… das grosse Ö rückt näher

Das Ö rückt näher

9. August

… jetzt sind es keine vier Wochen mehr. Was am Anfang noch weit weg erschien, ist nun greifbar nahe. Die Flüge sind gebucht, die Unterkunft auf Utö auch. Andreas wird uns begleiten und am Samstag des grossen Ö-Wochenendes am „final 15“ teilnehmen, dem Sprint zur World Championship. Und am Montag sind wir dann dran. Kommen jetzt die Selbstzweifel?

Bin ich soweit?

Fühle ich mich dem gewachsen ? Ja und nein.
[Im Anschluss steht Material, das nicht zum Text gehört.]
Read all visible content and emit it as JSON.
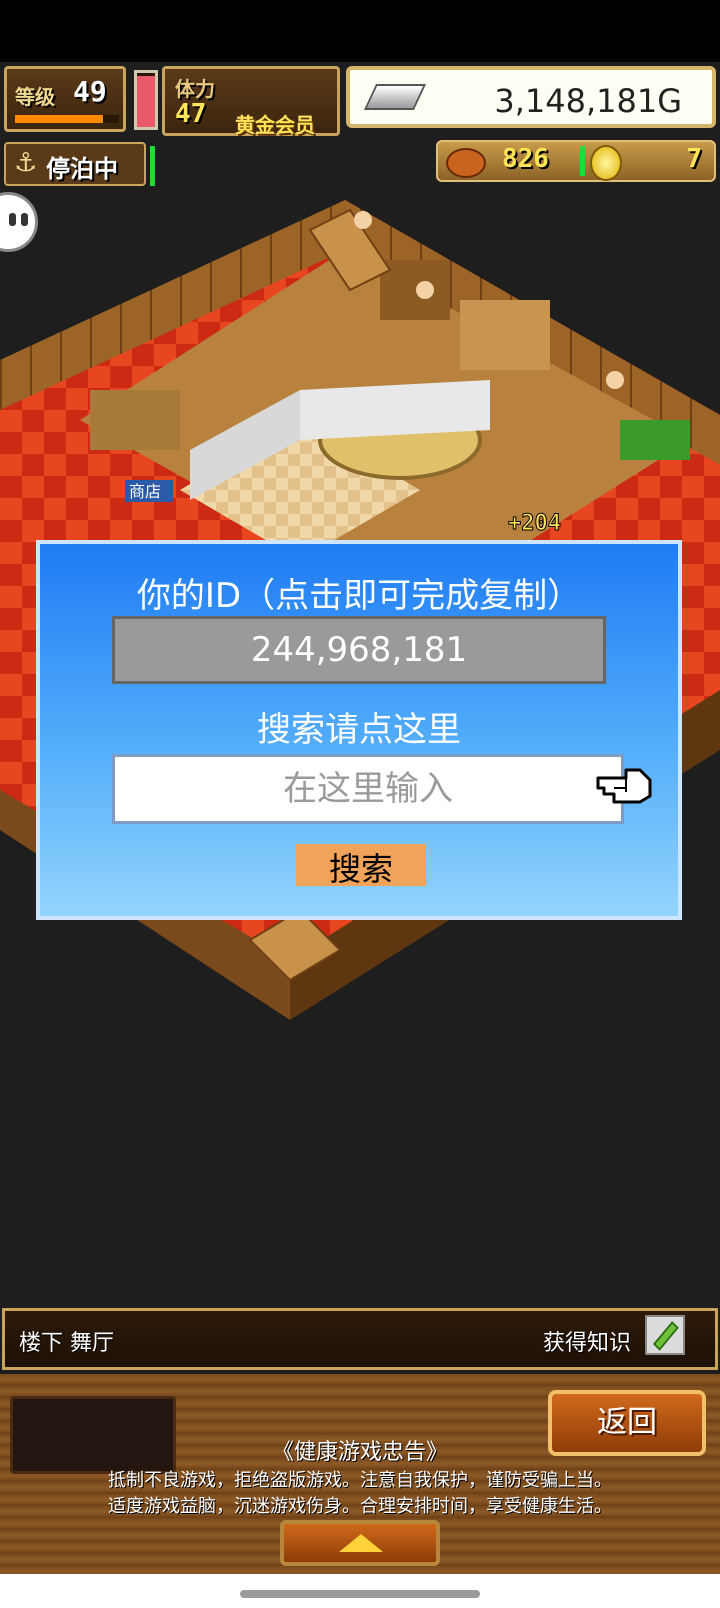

Ja, wir haben trainiert – Julian noch viel mehr als ich. Das Rennen im Engadin lief überraschend gut, für uns alle erfolgreich. Und es fiel uns deutlich leichter als die Jahre davor, innerhalb der CutOff Zeiten zu bleiben. Vor allem wegen des grösseren Schwimmanteils im ersten Teil des Rennens.
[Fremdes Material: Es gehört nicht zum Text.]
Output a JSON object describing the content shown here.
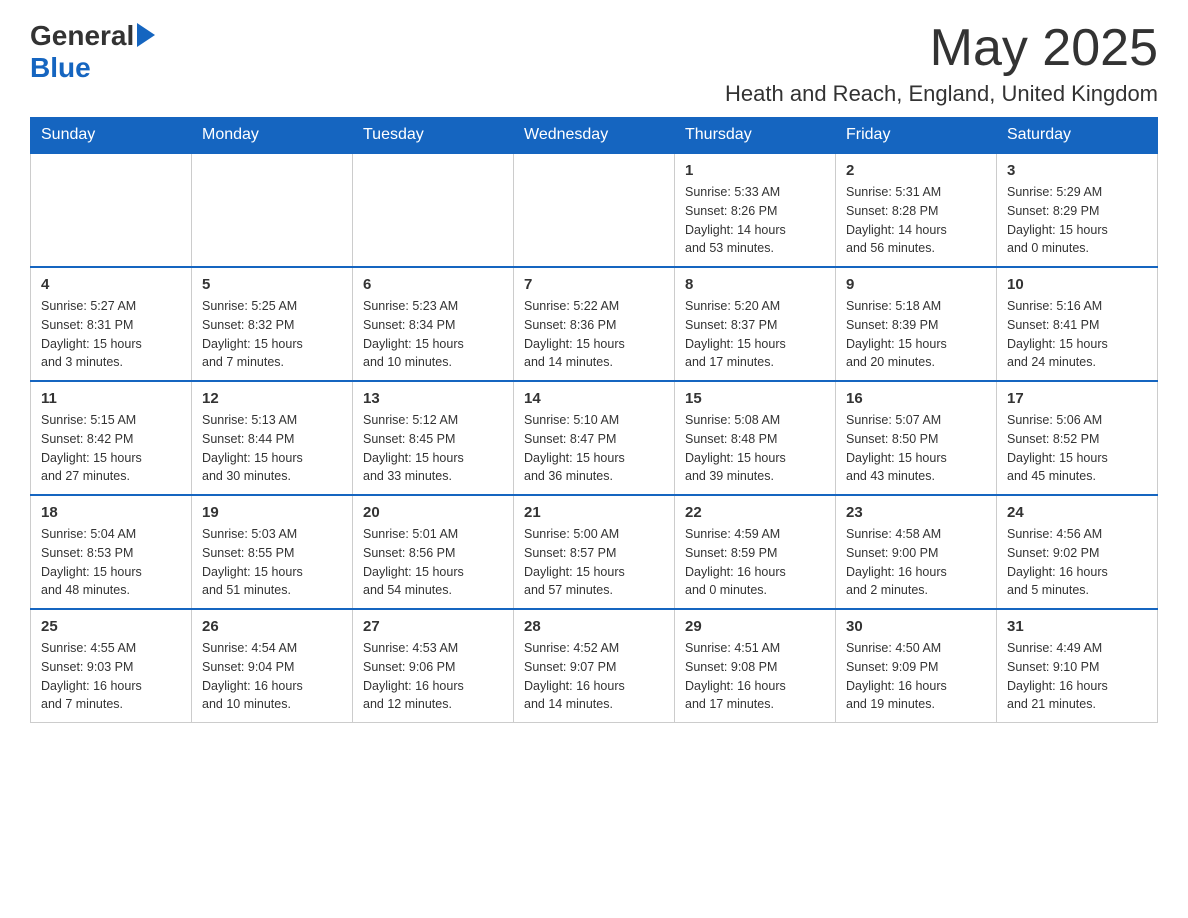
{
  "header": {
    "logo_general": "General",
    "logo_blue": "Blue",
    "month_year": "May 2025",
    "location": "Heath and Reach, England, United Kingdom"
  },
  "days_of_week": [
    "Sunday",
    "Monday",
    "Tuesday",
    "Wednesday",
    "Thursday",
    "Friday",
    "Saturday"
  ],
  "weeks": [
    [
      {
        "day": "",
        "info": ""
      },
      {
        "day": "",
        "info": ""
      },
      {
        "day": "",
        "info": ""
      },
      {
        "day": "",
        "info": ""
      },
      {
        "day": "1",
        "info": "Sunrise: 5:33 AM\nSunset: 8:26 PM\nDaylight: 14 hours\nand 53 minutes."
      },
      {
        "day": "2",
        "info": "Sunrise: 5:31 AM\nSunset: 8:28 PM\nDaylight: 14 hours\nand 56 minutes."
      },
      {
        "day": "3",
        "info": "Sunrise: 5:29 AM\nSunset: 8:29 PM\nDaylight: 15 hours\nand 0 minutes."
      }
    ],
    [
      {
        "day": "4",
        "info": "Sunrise: 5:27 AM\nSunset: 8:31 PM\nDaylight: 15 hours\nand 3 minutes."
      },
      {
        "day": "5",
        "info": "Sunrise: 5:25 AM\nSunset: 8:32 PM\nDaylight: 15 hours\nand 7 minutes."
      },
      {
        "day": "6",
        "info": "Sunrise: 5:23 AM\nSunset: 8:34 PM\nDaylight: 15 hours\nand 10 minutes."
      },
      {
        "day": "7",
        "info": "Sunrise: 5:22 AM\nSunset: 8:36 PM\nDaylight: 15 hours\nand 14 minutes."
      },
      {
        "day": "8",
        "info": "Sunrise: 5:20 AM\nSunset: 8:37 PM\nDaylight: 15 hours\nand 17 minutes."
      },
      {
        "day": "9",
        "info": "Sunrise: 5:18 AM\nSunset: 8:39 PM\nDaylight: 15 hours\nand 20 minutes."
      },
      {
        "day": "10",
        "info": "Sunrise: 5:16 AM\nSunset: 8:41 PM\nDaylight: 15 hours\nand 24 minutes."
      }
    ],
    [
      {
        "day": "11",
        "info": "Sunrise: 5:15 AM\nSunset: 8:42 PM\nDaylight: 15 hours\nand 27 minutes."
      },
      {
        "day": "12",
        "info": "Sunrise: 5:13 AM\nSunset: 8:44 PM\nDaylight: 15 hours\nand 30 minutes."
      },
      {
        "day": "13",
        "info": "Sunrise: 5:12 AM\nSunset: 8:45 PM\nDaylight: 15 hours\nand 33 minutes."
      },
      {
        "day": "14",
        "info": "Sunrise: 5:10 AM\nSunset: 8:47 PM\nDaylight: 15 hours\nand 36 minutes."
      },
      {
        "day": "15",
        "info": "Sunrise: 5:08 AM\nSunset: 8:48 PM\nDaylight: 15 hours\nand 39 minutes."
      },
      {
        "day": "16",
        "info": "Sunrise: 5:07 AM\nSunset: 8:50 PM\nDaylight: 15 hours\nand 43 minutes."
      },
      {
        "day": "17",
        "info": "Sunrise: 5:06 AM\nSunset: 8:52 PM\nDaylight: 15 hours\nand 45 minutes."
      }
    ],
    [
      {
        "day": "18",
        "info": "Sunrise: 5:04 AM\nSunset: 8:53 PM\nDaylight: 15 hours\nand 48 minutes."
      },
      {
        "day": "19",
        "info": "Sunrise: 5:03 AM\nSunset: 8:55 PM\nDaylight: 15 hours\nand 51 minutes."
      },
      {
        "day": "20",
        "info": "Sunrise: 5:01 AM\nSunset: 8:56 PM\nDaylight: 15 hours\nand 54 minutes."
      },
      {
        "day": "21",
        "info": "Sunrise: 5:00 AM\nSunset: 8:57 PM\nDaylight: 15 hours\nand 57 minutes."
      },
      {
        "day": "22",
        "info": "Sunrise: 4:59 AM\nSunset: 8:59 PM\nDaylight: 16 hours\nand 0 minutes."
      },
      {
        "day": "23",
        "info": "Sunrise: 4:58 AM\nSunset: 9:00 PM\nDaylight: 16 hours\nand 2 minutes."
      },
      {
        "day": "24",
        "info": "Sunrise: 4:56 AM\nSunset: 9:02 PM\nDaylight: 16 hours\nand 5 minutes."
      }
    ],
    [
      {
        "day": "25",
        "info": "Sunrise: 4:55 AM\nSunset: 9:03 PM\nDaylight: 16 hours\nand 7 minutes."
      },
      {
        "day": "26",
        "info": "Sunrise: 4:54 AM\nSunset: 9:04 PM\nDaylight: 16 hours\nand 10 minutes."
      },
      {
        "day": "27",
        "info": "Sunrise: 4:53 AM\nSunset: 9:06 PM\nDaylight: 16 hours\nand 12 minutes."
      },
      {
        "day": "28",
        "info": "Sunrise: 4:52 AM\nSunset: 9:07 PM\nDaylight: 16 hours\nand 14 minutes."
      },
      {
        "day": "29",
        "info": "Sunrise: 4:51 AM\nSunset: 9:08 PM\nDaylight: 16 hours\nand 17 minutes."
      },
      {
        "day": "30",
        "info": "Sunrise: 4:50 AM\nSunset: 9:09 PM\nDaylight: 16 hours\nand 19 minutes."
      },
      {
        "day": "31",
        "info": "Sunrise: 4:49 AM\nSunset: 9:10 PM\nDaylight: 16 hours\nand 21 minutes."
      }
    ]
  ]
}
Ja, wir können gut im Team. Ich kenne Andreas über die Jahre natürlich besser und weiss ihn richtig gut einzuschätzen, aber mit Julian hab ich jetzt doch schon ein paar auch lange Sachen gemacht. Wir verstehen uns, passt.
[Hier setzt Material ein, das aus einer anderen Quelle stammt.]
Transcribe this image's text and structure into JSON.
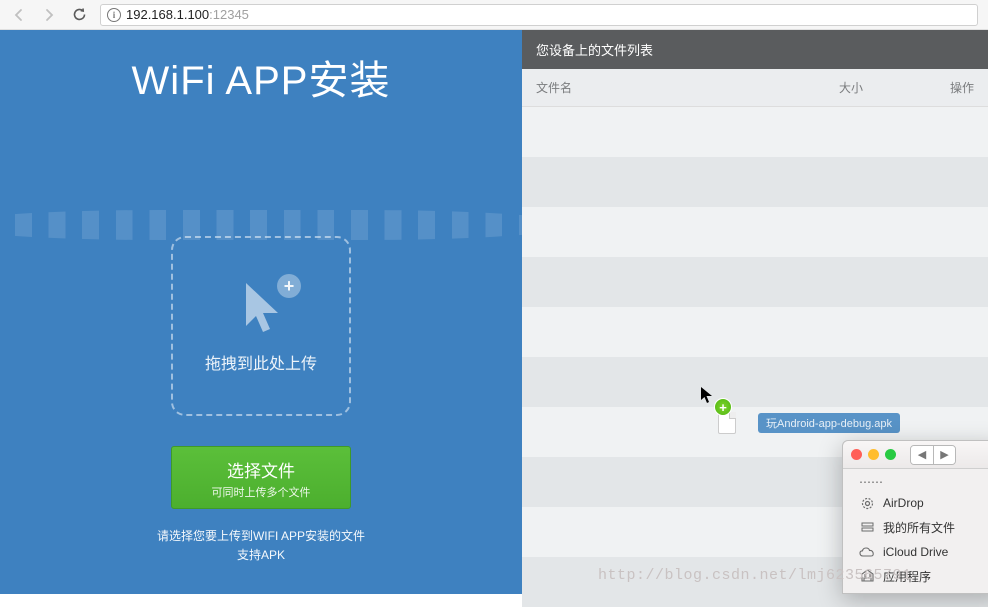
{
  "browser": {
    "url_host": "192.168.1.100",
    "url_port": ":12345"
  },
  "left": {
    "title": "WiFi APP安装",
    "drop_text": "拖拽到此处上传",
    "select_label": "选择文件",
    "select_sub": "可同时上传多个文件",
    "hint_line1": "请选择您要上传到WIFI APP安装的文件",
    "hint_line2": "支持APK"
  },
  "right": {
    "header": "您设备上的文件列表",
    "col_name": "文件名",
    "col_size": "大小",
    "col_op": "操作"
  },
  "drag": {
    "filename": "玩Android-app-debug.apk"
  },
  "finder": {
    "trunc": "...",
    "items": [
      {
        "icon": "airdrop",
        "label": "AirDrop"
      },
      {
        "icon": "allfiles",
        "label": "我的所有文件"
      },
      {
        "icon": "icloud",
        "label": "iCloud Drive"
      },
      {
        "icon": "apps",
        "label": "应用程序"
      }
    ]
  },
  "watermark": "http://blog.csdn.net/lmj623565791"
}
Ja, wir sind gut im schwimmen. Der Ausflug zum Lindauer Bodenseeschwimmen mit 2,3k, doch einigen Wellen und Neoverbot war gut, unsere Zeiten um 43 Minuten absolut zufriedenstellend.

Ja, laufen ist auch nicht so schlecht. Die Einzeletappe beim Deutschlandlauf, 58 Kilometer mit etwa 1000 Höhenmetern und einer Bullenhitze, haben wir auch gemeinsam bestritten – und gelitten. War das heiß und weit und breit kein Schatten auf der Albhochfläche!

Ja, wir funktionieren als Team in beiden Disziplinen. Letztes Wochenende beim SwimRun Ausflug über viereinhalb Stunden an der Donau entlang bis zum Elchinger Schützensee und zurück, wieder heiß, zeigte sich: unsere Pace als Team passt gut.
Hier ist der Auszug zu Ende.